As I said, The Legend of Lylah Clare is one strange movie. Making things even stranger, or perhaps just messier, is the fact that part of Lylah Clare's story is told in a series of flashbacks, with the movie switching back and forth from the flashbacks and Elsa, to the present day. Meanwhile, back in the present day, they're having trouble getting the movie made: Elsa has figured out that it's Lylah that Lewis still loves, and not her, so she makes life difficult for him, and everybody else in Hollywood who remembers the old Lylah Clare.
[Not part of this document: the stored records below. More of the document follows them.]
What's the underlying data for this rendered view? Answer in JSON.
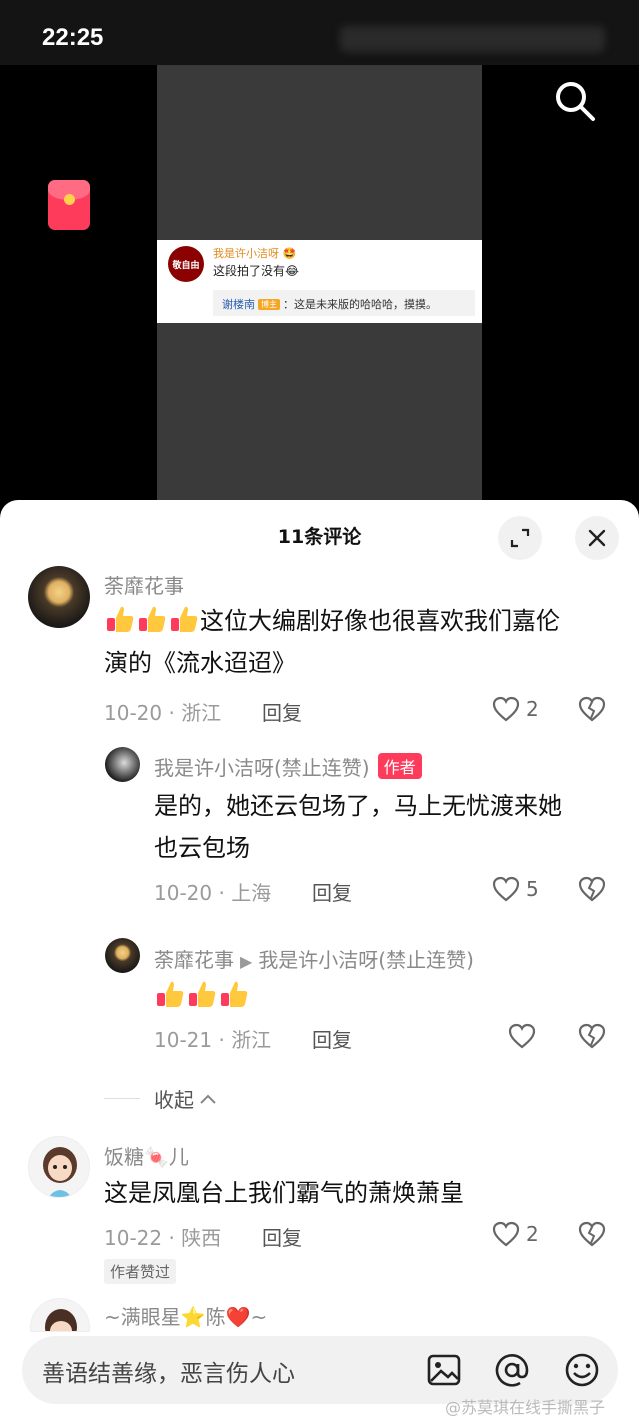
{
  "status": {
    "time": "22:25"
  },
  "embed": {
    "avatar_text": "敬自由",
    "author": "我是许小洁呀 🤩",
    "text": "这段拍了没有😂",
    "reply_name": "谢楼南",
    "reply_tag": "博主",
    "reply_text": "：这是未来版的哈哈哈，摸摸。"
  },
  "sheet": {
    "title": "11条评论"
  },
  "comments": [
    {
      "user": "荼靡花事",
      "text_line1": "这位大编剧好像也很喜欢我们嘉伦",
      "text_line2": "演的《流水迢迢》",
      "date_loc": "10-20 · 浙江",
      "reply": "回复",
      "likes": "2"
    },
    {
      "user": "我是许小洁呀(禁止连赞)",
      "badge": "作者",
      "text_line1": "是的，她还云包场了，马上无忧渡来她",
      "text_line2": "也云包场",
      "date_loc": "10-20 · 上海",
      "reply": "回复",
      "likes": "5"
    },
    {
      "user": "荼靡花事",
      "reply_to": "我是许小洁呀(禁止连赞)",
      "date_loc": "10-21 · 浙江",
      "reply": "回复"
    },
    {
      "user": "饭糖🍬儿",
      "text": "这是凤凰台上我们霸气的萧焕萧皇",
      "date_loc": "10-22 · 陕西",
      "reply": "回复",
      "likes": "2",
      "liked_tag": "作者赞过"
    },
    {
      "user": "~满眼星⭐陈❤️~"
    }
  ],
  "collapse": {
    "label": "收起"
  },
  "input": {
    "placeholder": "善语结善缘，恶言伤人心"
  },
  "watermark": "@苏莫琪在线手撕黑子"
}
The Legend of Lylah Clare is one of those movies that leave you thinking, "What were the movie makers thinking of when they made this?" The plot is baffling at times; the acting uneven, ranging from wooden to over the top; and the sets and costumes are thoroughly overblown. At times, though, the movie has the feel of watching a train wreck: fascinating for what a disaster it is. The only problem is that there are other movies which are even more entertaining disasters than this one. The Oscar. Skidoo. Some of those bad horror or sci-fi B-movies from the 1960s. But as regarding disasters, The Legend of Lylah Clare is still miles ahead of something like Dondi.

The Legend of Lylah Clare has received a release to DVD from the Warner Archive collection, and is apparently part of a Novak box set too.